Fundamentally the ruling does not fly in the face of what an organisation should wish to achieve with its online presence. A Facebook page is an extension of its brand and the nature of the conversations held on the page is also a direct reflection of this. Anyone who invests time engaging with your online presence whether it be liking a page, providing feedback or sharing your content is supporting your organisation to some degree – being a brand ambassador. Why would you want someone making racist, homophobic or discriminatory comments linked to your brand? Organisations have control over the content that is placed on their pages. Get them off as soon as possible using your ‘online community guidelines’ as a point of reference.

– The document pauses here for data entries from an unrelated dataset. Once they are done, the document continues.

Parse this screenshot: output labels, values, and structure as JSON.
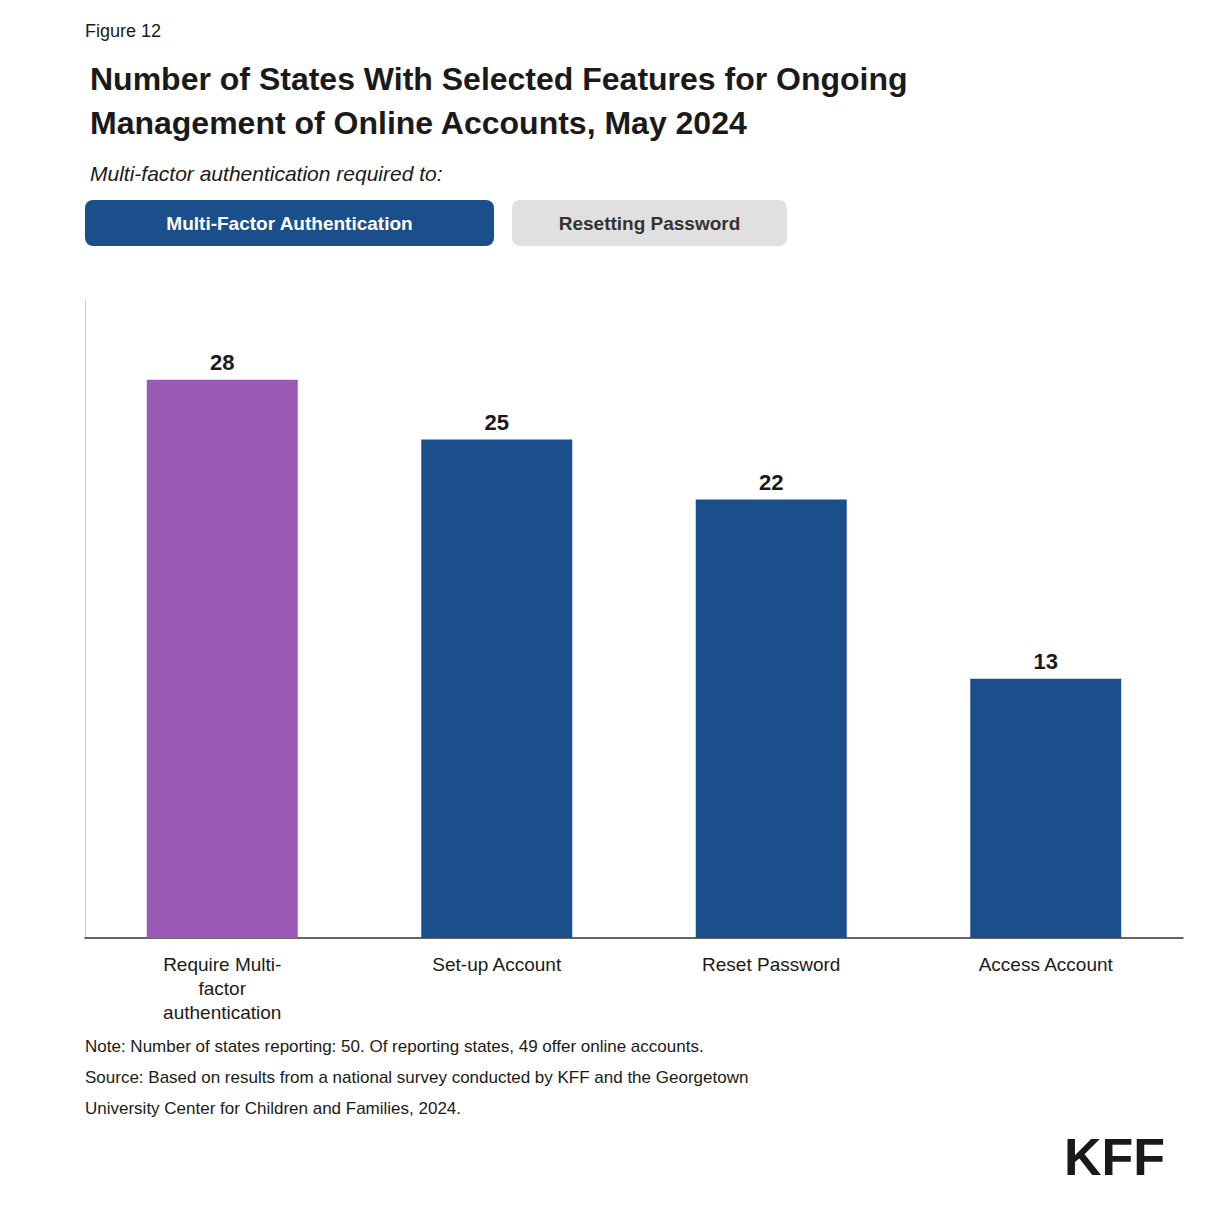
{
  "chart_data": {
    "type": "bar",
    "title": "Number of States With Selected Features for Ongoing\nManagement of Online Accounts, May 2024",
    "subtitle": "Multi-factor authentication required to:",
    "categories": [
      "Require Multi-\nfactor\nauthentication",
      "Set-up Account",
      "Reset Password",
      "Access Account"
    ],
    "values": [
      28,
      25,
      22,
      13
    ],
    "colors": [
      "#9b59b6",
      "#1b4f8c",
      "#1b4f8c",
      "#1b4f8c"
    ],
    "ylim": [
      0,
      32
    ],
    "grid": false,
    "data_labels": true,
    "tick_labels": "x",
    "annotations": [
      {
        "text": "Figure 12"
      },
      {
        "text": "Multi-Factor Authentication",
        "color": "#ffffff",
        "background": "#1b4f8c"
      },
      {
        "text": "Resetting Password",
        "color": "#333333",
        "background": "#e0e0e0"
      },
      {
        "text": "Note: Number of states reporting: 50. Of reporting states, 49 offer online accounts."
      },
      {
        "text": "Source: Based on results from a national survey conducted by KFF and the Georgetown"
      },
      {
        "text": "University Center for Children and Families, 2024."
      },
      {
        "text": "KFF"
      }
    ]
  }
}
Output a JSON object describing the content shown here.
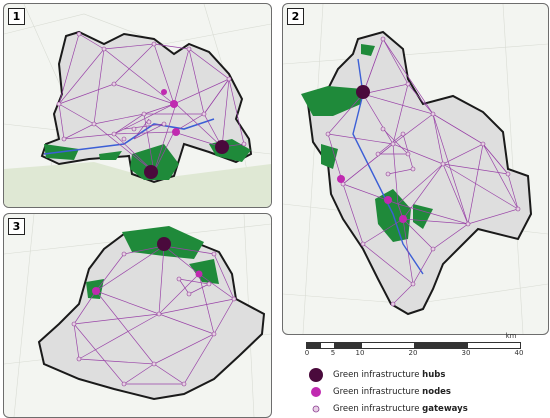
{
  "panels": [
    {
      "label": "1"
    },
    {
      "label": "2"
    },
    {
      "label": "3"
    }
  ],
  "scale": {
    "unit": "km",
    "ticks": [
      "0",
      "5",
      "10",
      "20",
      "30",
      "40"
    ]
  },
  "legend": {
    "hubs": {
      "prefix": "Green infrastructure ",
      "bold": "hubs",
      "color": "#4a0a3c"
    },
    "nodes": {
      "prefix": "Green infrastructure ",
      "bold": "nodes",
      "color": "#c02ab0"
    },
    "gateways": {
      "prefix": "Green infrastructure ",
      "bold": "gateways",
      "color": "#d8b8d8"
    }
  },
  "colors": {
    "region_fill": "#dedede",
    "boundary": "#1a1a1a",
    "network": "#9a45a8",
    "green_area": "#1f8a3a",
    "water": "#3c5fd6",
    "map_bg": "#f3f5f1"
  }
}
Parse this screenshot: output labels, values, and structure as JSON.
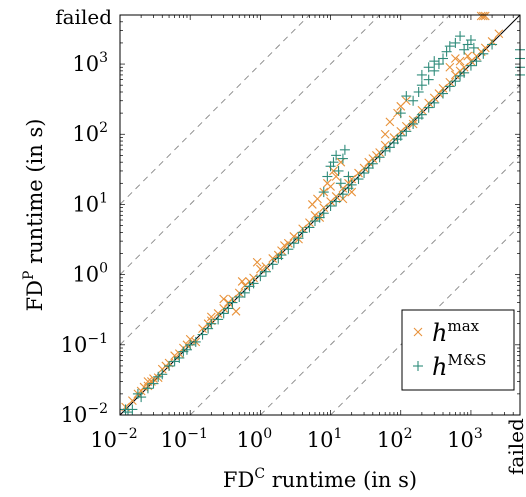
{
  "chart_data": {
    "type": "scatter",
    "xlabel": {
      "base": "FD",
      "sup": "C",
      "rest": " runtime (in s)"
    },
    "ylabel": {
      "base": "FD",
      "sup": "P",
      "rest": " runtime (in s)"
    },
    "scale": "log",
    "xlim": [
      0.01,
      5000
    ],
    "ylim": [
      0.01,
      5000
    ],
    "tick_exponents": [
      -2,
      -1,
      0,
      1,
      2,
      3
    ],
    "tick_base": "10",
    "failed_label": "failed",
    "grid": false,
    "reference_lines": "diagonal y=x (solid) and factors 10, 100, 1000 (dashed)",
    "legend_position": "bottom-right",
    "series": [
      {
        "name": "h^max",
        "legend": {
          "base": "h",
          "sup": "max"
        },
        "marker": "x",
        "color": "#e8923a",
        "points": [
          [
            0.012,
            0.013
          ],
          [
            0.015,
            0.016
          ],
          [
            0.018,
            0.02
          ],
          [
            0.02,
            0.022
          ],
          [
            0.022,
            0.025
          ],
          [
            0.025,
            0.026
          ],
          [
            0.028,
            0.03
          ],
          [
            0.03,
            0.033
          ],
          [
            0.035,
            0.034
          ],
          [
            0.04,
            0.045
          ],
          [
            0.05,
            0.055
          ],
          [
            0.06,
            0.07
          ],
          [
            0.07,
            0.075
          ],
          [
            0.08,
            0.09
          ],
          [
            0.1,
            0.12
          ],
          [
            0.12,
            0.11
          ],
          [
            0.15,
            0.17
          ],
          [
            0.18,
            0.2
          ],
          [
            0.2,
            0.22
          ],
          [
            0.25,
            0.28
          ],
          [
            0.3,
            0.33
          ],
          [
            0.35,
            0.4
          ],
          [
            0.4,
            0.45
          ],
          [
            0.5,
            0.55
          ],
          [
            0.6,
            0.7
          ],
          [
            0.7,
            0.8
          ],
          [
            0.8,
            0.9
          ],
          [
            1.0,
            1.2
          ],
          [
            1.2,
            1.3
          ],
          [
            1.5,
            1.7
          ],
          [
            0.45,
            0.3
          ],
          [
            0.55,
            0.8
          ],
          [
            0.3,
            0.45
          ],
          [
            0.9,
            1.5
          ],
          [
            2.0,
            2.2
          ],
          [
            2.5,
            2.8
          ],
          [
            3.0,
            3.5
          ],
          [
            3.5,
            3.2
          ],
          [
            4.0,
            4.5
          ],
          [
            5.0,
            5.5
          ],
          [
            6.0,
            7.0
          ],
          [
            7.0,
            6.5
          ],
          [
            8.0,
            9.0
          ],
          [
            10,
            11
          ],
          [
            12,
            13
          ],
          [
            15,
            17
          ],
          [
            18,
            20
          ],
          [
            20,
            23
          ],
          [
            25,
            28
          ],
          [
            30,
            33
          ],
          [
            5.5,
            10
          ],
          [
            6.5,
            12
          ],
          [
            8,
            15
          ],
          [
            9,
            20
          ],
          [
            11,
            30
          ],
          [
            12,
            25
          ],
          [
            14,
            40
          ],
          [
            10,
            18
          ],
          [
            15,
            12
          ],
          [
            20,
            15
          ],
          [
            40,
            45
          ],
          [
            50,
            55
          ],
          [
            60,
            70
          ],
          [
            80,
            90
          ],
          [
            100,
            110
          ],
          [
            120,
            130
          ],
          [
            150,
            160
          ],
          [
            60,
            100
          ],
          [
            70,
            150
          ],
          [
            90,
            200
          ],
          [
            100,
            250
          ],
          [
            120,
            300
          ],
          [
            200,
            220
          ],
          [
            250,
            280
          ],
          [
            300,
            330
          ],
          [
            400,
            450
          ],
          [
            500,
            550
          ],
          [
            600,
            700
          ],
          [
            700,
            800
          ],
          [
            800,
            900
          ],
          [
            1000,
            1100
          ],
          [
            1200,
            1300
          ],
          [
            1400,
            1500
          ],
          [
            1600,
            1700
          ],
          [
            2000,
            2100
          ],
          [
            500,
            900
          ],
          [
            600,
            1200
          ],
          [
            700,
            1100
          ],
          [
            900,
            1300
          ],
          [
            2500,
            2700
          ],
          [
            0.025,
            0.03
          ],
          [
            0.045,
            0.05
          ],
          [
            0.09,
            0.1
          ],
          [
            0.2,
            0.25
          ],
          [
            1.8,
            1.9
          ],
          [
            2.2,
            2.6
          ],
          [
            35,
            40
          ],
          [
            45,
            50
          ],
          [
            150,
            140
          ],
          [
            350,
            380
          ]
        ],
        "failed_y_x": [
          1400,
          1600,
          1500
        ],
        "failed_x_y": []
      },
      {
        "name": "h^M&S",
        "legend": {
          "base": "h",
          "sup": "M&S"
        },
        "marker": "+",
        "color": "#2e8b7a",
        "points": [
          [
            0.012,
            0.012
          ],
          [
            0.013,
            0.011
          ],
          [
            0.015,
            0.012
          ],
          [
            0.018,
            0.02
          ],
          [
            0.02,
            0.018
          ],
          [
            0.025,
            0.024
          ],
          [
            0.03,
            0.028
          ],
          [
            0.035,
            0.035
          ],
          [
            0.04,
            0.038
          ],
          [
            0.05,
            0.05
          ],
          [
            0.06,
            0.058
          ],
          [
            0.07,
            0.065
          ],
          [
            0.08,
            0.08
          ],
          [
            0.09,
            0.085
          ],
          [
            0.1,
            0.1
          ],
          [
            0.12,
            0.11
          ],
          [
            0.15,
            0.14
          ],
          [
            0.18,
            0.17
          ],
          [
            0.2,
            0.2
          ],
          [
            0.25,
            0.23
          ],
          [
            0.3,
            0.28
          ],
          [
            0.35,
            0.33
          ],
          [
            0.4,
            0.4
          ],
          [
            0.5,
            0.48
          ],
          [
            0.6,
            0.55
          ],
          [
            0.7,
            0.68
          ],
          [
            0.8,
            0.75
          ],
          [
            1.0,
            0.95
          ],
          [
            1.2,
            1.1
          ],
          [
            1.5,
            1.4
          ],
          [
            1.8,
            1.7
          ],
          [
            2.0,
            1.9
          ],
          [
            2.5,
            2.3
          ],
          [
            3.0,
            2.8
          ],
          [
            3.5,
            3.3
          ],
          [
            4.0,
            4.0
          ],
          [
            5.0,
            4.7
          ],
          [
            6.0,
            5.8
          ],
          [
            7.0,
            6.5
          ],
          [
            8.0,
            7.5
          ],
          [
            10,
            9.5
          ],
          [
            12,
            11
          ],
          [
            15,
            14
          ],
          [
            18,
            17
          ],
          [
            20,
            19
          ],
          [
            25,
            23
          ],
          [
            30,
            28
          ],
          [
            35,
            33
          ],
          [
            40,
            38
          ],
          [
            50,
            47
          ],
          [
            8,
            15
          ],
          [
            9,
            25
          ],
          [
            10,
            35
          ],
          [
            11,
            40
          ],
          [
            12,
            50
          ],
          [
            13,
            30
          ],
          [
            14,
            20
          ],
          [
            15,
            45
          ],
          [
            16,
            60
          ],
          [
            18,
            25
          ],
          [
            60,
            58
          ],
          [
            70,
            65
          ],
          [
            80,
            75
          ],
          [
            90,
            85
          ],
          [
            100,
            95
          ],
          [
            120,
            110
          ],
          [
            150,
            140
          ],
          [
            180,
            170
          ],
          [
            200,
            190
          ],
          [
            250,
            240
          ],
          [
            100,
            200
          ],
          [
            120,
            350
          ],
          [
            150,
            300
          ],
          [
            180,
            400
          ],
          [
            200,
            500
          ],
          [
            250,
            600
          ],
          [
            300,
            800
          ],
          [
            350,
            1000
          ],
          [
            400,
            1200
          ],
          [
            450,
            1500
          ],
          [
            500,
            480
          ],
          [
            600,
            570
          ],
          [
            700,
            680
          ],
          [
            800,
            750
          ],
          [
            1000,
            950
          ],
          [
            1200,
            1100
          ],
          [
            1500,
            1400
          ],
          [
            2000,
            1900
          ],
          [
            300,
            280
          ],
          [
            400,
            380
          ],
          [
            500,
            1800
          ],
          [
            600,
            2000
          ],
          [
            700,
            2500
          ],
          [
            800,
            1600
          ],
          [
            900,
            1900
          ],
          [
            1000,
            2200
          ],
          [
            1100,
            1700
          ],
          [
            200,
            700
          ],
          [
            250,
            900
          ],
          [
            300,
            1100
          ]
        ],
        "failed_y_x": [],
        "failed_x_y": [
          1200,
          1600,
          900,
          700
        ]
      }
    ]
  }
}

Online community guidelines are an important foundation of every Facebook page, providing those interacting with the site an explicit list of acceptable and non-acceptable behaviours. This provides an easy point of reference to manage all unacceptable online behaviour. (This is not to be confused with deleting feedback of which the organisation is not proud.)
A community manager should always monitor the commentary on their online platforms also. This is not only to ensure that we rid our pages of unsavory types but to suck up all the good stuff – feedback, support, critiques and ideas. There are simple tools to ensure that these activities are not resource intensive.
There are few instances where common sense does not prevail in the world of social media and this is another example.
The most challenging aspect of this issue for me was not around the rulings surrounding this case but the fact that the Advertising Standards Board now consider a Facebook page as ‘advertising’. This is a considerable shift from what I consider to be an advertisement. These to me form part of the right hand column of my view on Facebook (normally telling me that I am une femme d’un certain âge and now require some kind of beauty serum). Is the way we use both text and multi media to develop online conversations around a brand really advertising? Is this the evolution of advertising? What do you think?